La diplomazia religiosa è essenziale oggi
“Molti conflitti, a prescindere dalle loro cause immediate, hanno una dimensione religiosa”, osserva l’arcivescovo, citando, ad esempio, il conflitto tra Israele e Palestina, o luoghi come la Siria, l’Iraq, o l’Ucraina, in cui, nonostante i fattori politici siano centrali, le divisioni religiose influenzano anche le diverse parti. Nella storia, e ancora delle volte oggi, la religione è stata “strumentalizzata per fini violenti” o per “giustificare conflitti”, riconosce Gallagher.

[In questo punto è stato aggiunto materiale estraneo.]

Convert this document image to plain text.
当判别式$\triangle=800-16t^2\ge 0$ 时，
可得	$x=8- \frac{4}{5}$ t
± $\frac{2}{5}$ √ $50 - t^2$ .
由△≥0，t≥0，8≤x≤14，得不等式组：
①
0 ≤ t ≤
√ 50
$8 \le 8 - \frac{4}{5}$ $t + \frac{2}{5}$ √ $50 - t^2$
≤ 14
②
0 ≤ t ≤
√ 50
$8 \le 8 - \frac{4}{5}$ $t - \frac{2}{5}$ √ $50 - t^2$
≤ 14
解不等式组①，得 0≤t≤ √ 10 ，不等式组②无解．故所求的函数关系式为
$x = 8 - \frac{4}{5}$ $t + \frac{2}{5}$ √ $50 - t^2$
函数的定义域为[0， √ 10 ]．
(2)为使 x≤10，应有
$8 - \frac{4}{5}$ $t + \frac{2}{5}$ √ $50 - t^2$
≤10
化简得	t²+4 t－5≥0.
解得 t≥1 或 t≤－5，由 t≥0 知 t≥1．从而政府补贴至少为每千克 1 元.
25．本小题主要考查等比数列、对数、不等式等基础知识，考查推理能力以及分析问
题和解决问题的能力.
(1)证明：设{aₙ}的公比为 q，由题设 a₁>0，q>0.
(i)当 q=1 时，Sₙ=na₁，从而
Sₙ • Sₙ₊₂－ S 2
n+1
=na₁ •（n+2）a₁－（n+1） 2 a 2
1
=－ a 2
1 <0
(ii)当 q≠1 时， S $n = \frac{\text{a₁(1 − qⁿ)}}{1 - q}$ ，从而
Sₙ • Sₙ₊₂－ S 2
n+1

Tuttavia, attualmente è importante che il mondo diplomatico riconosca che i rappresentanti religiosi possono essere invece “uno strumento potente per la riconciliazione e l’unità”, perché possono trascendere questioni diplomatiche e offrire un tipo di dialogo che il “pragmatismo politico da solo non può raggiungere”. “Il potere della diplomazia religiosa non risiede nella leva politica o militare che può possedere, ma nella sua capacità di rivolgersi ai cuori e alle menti degli individui”, spiega Gallagher, che ricorda il ruolo di mediazione svolto dalla Santa Sede nel riavvicinamento tra Stati Uniti e Cuba, culminato nello storico accordo storico del 2014. La diplomazia religiosa aiuta a “colmare” le lacune che ci possono essere nelle trattative “offrendo un dialogo radicato in valori umani condivisi”. “La pace deve essere costruita sulla fraternità, non solo su accordi politici, militari o anche economici”, insiste il presule, specificando che le ideologie o strategie diplomatiche possono cambiare nel tempo, ma i principi morali come verità, giustizia e riconciliazione perdurano.
I valori dell’Ungheria
Infine Gallagher ha parlato della storia dell’Ungheria che, ispirata dalla visione del re Santo Stefano I, ha incarnato nella sua costituzione “principi di unità, giustizia e coesistenza pacifica”. Il Paese "cerca di dimostrare che la costruzione della pace non è un ideale astratto, ma una realtà vissuta”, radicata “nella protezione della dignità umana e nel rispetto della vita umana, nonché nella promozione di una società in cui possano coesistere diverse tradizioni culturali e religiose e in cui ci si prenda cura dei più vulnerabili”, ha concluso il segretario per i Rapporti con gli Stati e le Organizzazioni Internazionali.